Economists highlight that the quarterly advance tax outflows have led to approximately ₹2 lakh crore exiting the banking system.
Despite the current liquidity crunch, the Reserve Bank of India (RBI) is actively managing the situation through its Variable Rate Repo (VRR) operations, providing temporary liquidity support to banks.
“The current decrease in surplus is majorly because of advanced tax outflows. There was no intervention that impacted liquidity because the currency has now been appreciating for the past week.”
Gaura Sengupta, Chief Economist at IDFC First Bank
The central bank has conducted three VRR auctions this week, with maturities ranging from overnight to seven days.

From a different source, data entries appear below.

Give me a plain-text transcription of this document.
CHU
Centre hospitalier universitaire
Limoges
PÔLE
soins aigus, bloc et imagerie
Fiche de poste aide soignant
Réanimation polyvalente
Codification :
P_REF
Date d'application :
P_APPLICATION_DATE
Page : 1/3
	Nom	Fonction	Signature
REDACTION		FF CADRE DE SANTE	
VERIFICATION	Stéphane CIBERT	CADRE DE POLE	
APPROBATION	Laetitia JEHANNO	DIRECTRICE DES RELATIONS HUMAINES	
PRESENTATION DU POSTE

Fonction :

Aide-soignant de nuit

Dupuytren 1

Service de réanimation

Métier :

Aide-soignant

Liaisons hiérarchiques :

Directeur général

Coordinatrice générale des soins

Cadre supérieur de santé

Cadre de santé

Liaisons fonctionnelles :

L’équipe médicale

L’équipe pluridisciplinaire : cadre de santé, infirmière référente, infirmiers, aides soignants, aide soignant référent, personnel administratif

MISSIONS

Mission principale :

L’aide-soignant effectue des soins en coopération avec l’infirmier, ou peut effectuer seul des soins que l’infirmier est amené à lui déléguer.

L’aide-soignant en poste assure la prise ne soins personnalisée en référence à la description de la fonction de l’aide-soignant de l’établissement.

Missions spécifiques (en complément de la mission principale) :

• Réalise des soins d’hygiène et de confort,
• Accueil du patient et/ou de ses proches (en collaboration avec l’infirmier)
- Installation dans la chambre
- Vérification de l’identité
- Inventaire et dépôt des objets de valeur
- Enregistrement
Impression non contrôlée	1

Looking ahead, system liquidity is expected to improve in the second quarter as the RBI implements measures to attract foreign inflows through FCNR(B) deposits and the ECB route.
“There will be a temporary influx of liquidity in the second quarter, and the RBI will have to figure out how to manage this large influx.”
Gaura Sengupta, Chief Economist at IDFC First Bank
Background
The Indian banking system often experiences fluctuations in liquidity due to various factors, including tax outflows and RBI policy measures. The current situation underscores the importance of effective liquidity management by the central bank to ensure financial stability.
As the second quarter approaches, stakeholders will be closely monitoring the RBI's strategies to manage the anticipated influx of liquidity from foreign inflows, which will be crucial for maintaining stability in the banking system.